Beetlejuice Beetlejuice: Tim Burton’s nostalgic sequel to his comedy horror classic

Michael Keaton slips back into the role like putting on his favourite pyjamas

Thursday, 5th September 2024 — By Dan Carrier

Beetlejuice Beetlejuice_Winona Ryder and Michael Keaton_credit Warner Bros copy

Winona Ryder and Michael Keaton in Beetlejuice Beetlejuice. [Warner Bros]

BEETLEJUICE BEETLEJUICE
Directed by Tim Burton
Certificate: 12a
☆☆☆

IT is rather an obvious red flag, and one that is waved by director Tim Burton right from the off: Rory (Justin Theroux) is a crystal-bothering, shaman following, dirge-chanting science denier. How he has managed to persuade Lydia Deetz (Winona Ryder) to fall for him is pretty hard to fathom – but then again, there is very little that makes sense about this Beetlejuice tribute act.

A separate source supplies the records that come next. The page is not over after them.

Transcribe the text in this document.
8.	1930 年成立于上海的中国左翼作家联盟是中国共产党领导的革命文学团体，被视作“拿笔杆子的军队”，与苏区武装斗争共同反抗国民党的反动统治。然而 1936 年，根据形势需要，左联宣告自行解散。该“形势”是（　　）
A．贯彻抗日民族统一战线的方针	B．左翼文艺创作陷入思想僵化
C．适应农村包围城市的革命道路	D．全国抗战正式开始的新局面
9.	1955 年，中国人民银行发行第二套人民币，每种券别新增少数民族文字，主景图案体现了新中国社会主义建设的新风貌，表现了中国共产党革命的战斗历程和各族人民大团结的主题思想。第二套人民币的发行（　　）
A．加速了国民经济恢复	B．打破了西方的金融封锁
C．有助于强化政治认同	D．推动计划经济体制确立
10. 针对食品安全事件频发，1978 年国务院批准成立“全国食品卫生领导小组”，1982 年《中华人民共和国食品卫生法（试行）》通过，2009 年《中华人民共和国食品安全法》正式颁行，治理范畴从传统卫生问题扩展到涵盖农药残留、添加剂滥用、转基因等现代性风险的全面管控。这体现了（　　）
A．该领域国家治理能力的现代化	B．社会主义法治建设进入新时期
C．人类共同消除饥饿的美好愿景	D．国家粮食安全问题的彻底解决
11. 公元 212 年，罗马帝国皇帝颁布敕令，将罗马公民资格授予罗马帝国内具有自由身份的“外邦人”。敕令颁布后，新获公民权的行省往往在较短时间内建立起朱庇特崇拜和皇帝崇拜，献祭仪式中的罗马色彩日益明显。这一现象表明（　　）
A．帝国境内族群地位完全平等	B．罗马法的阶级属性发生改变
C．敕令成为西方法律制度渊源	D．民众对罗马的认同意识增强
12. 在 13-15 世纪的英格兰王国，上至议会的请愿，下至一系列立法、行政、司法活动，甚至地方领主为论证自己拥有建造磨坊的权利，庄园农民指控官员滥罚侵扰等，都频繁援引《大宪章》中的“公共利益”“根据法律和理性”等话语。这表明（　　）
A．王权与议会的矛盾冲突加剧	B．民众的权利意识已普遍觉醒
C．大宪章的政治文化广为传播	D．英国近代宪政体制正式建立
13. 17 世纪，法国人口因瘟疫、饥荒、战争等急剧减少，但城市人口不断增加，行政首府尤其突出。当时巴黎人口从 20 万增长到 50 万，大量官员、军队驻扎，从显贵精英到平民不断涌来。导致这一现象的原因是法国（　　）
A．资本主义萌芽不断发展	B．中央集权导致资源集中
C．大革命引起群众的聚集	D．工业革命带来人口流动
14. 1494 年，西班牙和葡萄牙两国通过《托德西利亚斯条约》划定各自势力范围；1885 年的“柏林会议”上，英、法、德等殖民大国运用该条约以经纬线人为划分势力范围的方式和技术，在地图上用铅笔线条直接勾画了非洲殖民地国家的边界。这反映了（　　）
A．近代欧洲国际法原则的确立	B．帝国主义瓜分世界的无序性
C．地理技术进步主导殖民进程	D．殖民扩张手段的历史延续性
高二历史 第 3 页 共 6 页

Burton returns 36 years after he blessed cinemas with his simply brilliant Michael Keaton vehicle, about the horrible ghost living in the attic of a newly departed couple – and how they call on him to help get rid of a high-flying New York family who have moved into their home.

We learn that Lydia – the grumpy ghost-seeing goth in the original – has grown up to be a psychic with her own ghostly TV show. She is still angry – but you would be too if you had lumbered yourself with her TV-producing boyfriend who you just know from the off our man Beetlejuice is going to tie in knots.

This was a fine role for Keaton, and he slips back into it like putting on his favourite pyjamas. He bashes about all four sides of the screen with whirling energy that is a mixture of a hallucinating cowboy who has been at his horses medicine cabinet, a sleazeball middle manager from the 1970s and one of Frank Zappa’s Mothers of Invention. It is a heady combination and while this feels at times a showreel of Beetlejuice’s best expressions, that in itself is fun and cinematically worthy.

Beetlejuice is still hoping to trick Lydia into marrying him, while there is an underlying plot about her daughter Astrid (Jenni Ortega) having a teenage crush on a boy in her year (Arthur Conti), who may have something he doesn’t want the world to know about.

Burton references the original constantly, draws in other films and cultural references and jokes, and litters the place with slap-dash slapstick.

There is not much new, and apart from a nostalgia trip, it doesn’t have much point.

In the same manner Wes Andersen makes Wes Andersen films, the Belsize Park-based director has a style created in his cluttered imagination, a typhoon of ideas swirling a million miles an hour. Some – the original Beetlejuice, for example – stick. And for all its faults, Beetlejuice Beetlejuice is an homage to one of the greatest films the 1980s saw released, and a reminder of the impact Burton has had.